After trying out projections for myself, I decided that a monitor would show my film in a more successful way. I was paying close attention at the RSA for how their monitors were displayed. Elaine Ang presented her film on the floor which changed the relationship between the viewer and the work as they looked down on it. I am planning on building a frame for my monitor as the ones available to me are all black and this might ruin my all white space, so seeing this framed film piece was a handy experience.

Framing was also something I was focusing on when at the RSA, especially Eleanor Elks Herrmannsen’s white frames. After taking part in the framing workshop and making a wood coloured frame, I decided that a white frame would be more successful in my space. I have made one frame white to compare against the wood coloured frame and I have found the white one to work better with my prints.



While in Edinburgh we visited a few more exhibitions that were currently showing. One of my favourites was Mark Wallingers exhibition that is showing in two parts, one in the Fruitmarket Gallery in Edinburgh and one in the DCA, Dundee. This picture is from the fruitmarket gallery, the artist makes his mark while also writing his own name.


The DCA provided me with lots of inspiration on how to display film. Projections, hung on a wall, multiple monitors in a round, monitors propped on their side. I just have to work out what is best for my film and the space that I am in but it was amazing to see how successful artists like Mark Wallinger show their work.

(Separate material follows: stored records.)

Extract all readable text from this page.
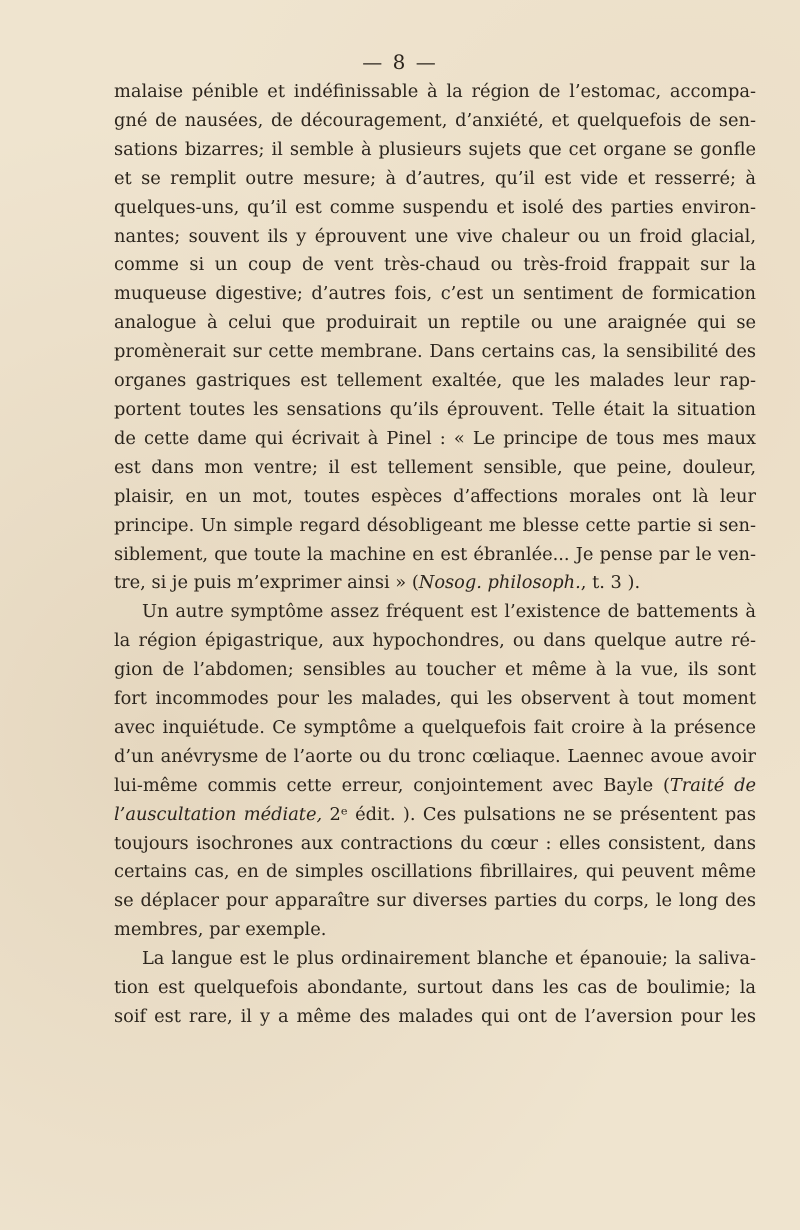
— 8 —
malaise pénible et indéfinissable à la région de l’estomac, accompa-
gné de nausées, de découragement, d’anxiété, et quelquefois de sen-
sations bizarres; il semble à plusieurs sujets que cet organe se gonfle
et se remplit outre mesure; à d’autres, qu’il est vide et resserré; à
quelques-uns, qu’il est comme suspendu et isolé des parties environ-
nantes; souvent ils y éprouvent une vive chaleur ou un froid glacial,
comme si un coup de vent très-chaud ou très-froid frappait sur la
muqueuse digestive; d’autres fois, c’est un sentiment de formication
analogue à celui que produirait un reptile ou une araignée qui se
promènerait sur cette membrane. Dans certains cas, la sensibilité des
organes gastriques est tellement exaltée, que les malades leur rap-
portent toutes les sensations qu’ils éprouvent. Telle était la situation
de cette dame qui écrivait à Pinel : « Le principe de tous mes maux
est dans mon ventre; il est tellement sensible, que peine, douleur,
plaisir, en un mot, toutes espèces d’affections morales ont là leur
principe. Un simple regard désobligeant me blesse cette partie si sen-
siblement, que toute la machine en est ébranlée... Je pense par le ven-
tre, si je puis m’exprimer ainsi » (Nosog. philosoph., t. 3 ).
Un autre symptôme assez fréquent est l’existence de battements à
la région épigastrique, aux hypochondres, ou dans quelque autre ré-
gion de l’abdomen; sensibles au toucher et même à la vue, ils sont
fort incommodes pour les malades, qui les observent à tout moment
avec inquiétude. Ce symptôme a quelquefois fait croire à la présence
d’un anévrysme de l’aorte ou du tronc cœliaque. Laennec avoue avoir
lui-même commis cette erreur, conjointement avec Bayle (Traité de
l’auscultation médiate, 2ᵉ édit. ). Ces pulsations ne se présentent pas
toujours isochrones aux contractions du cœur : elles consistent, dans
certains cas, en de simples oscillations fibrillaires, qui peuvent même
se déplacer pour apparaître sur diverses parties du corps, le long des
membres, par exemple.
La langue est le plus ordinairement blanche et épanouie; la saliva-
tion est quelquefois abondante, surtout dans les cas de boulimie; la
soif est rare, il y a même des malades qui ont de l’aversion pour les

While visiting a 3rd year illustration student exhibition in Duncan of Jordanstone called Chaos & Order I was intrigued by not just the work, but the presentation of this work. They had a few display tables containing sketchbooks, drawings and other bits and pieces. The display table I have been working with (shown here https://laurendailly12.wordpress.com/2017/02/09/film-as-a-piece-of-art/) is a lot more robust and I feel like these ones would work better in my ’empty’ degree show. I am currently trying to gain access to these tables but I am also in two minds. I do not want to clutter my exhibition as I want it to feel empty so I am not yet sure if I want to have a display table in my space. There is still lots to think about but I have found it very rewarding taking time out to view exhibitions and gain an insight into successful ways to showcase artwork.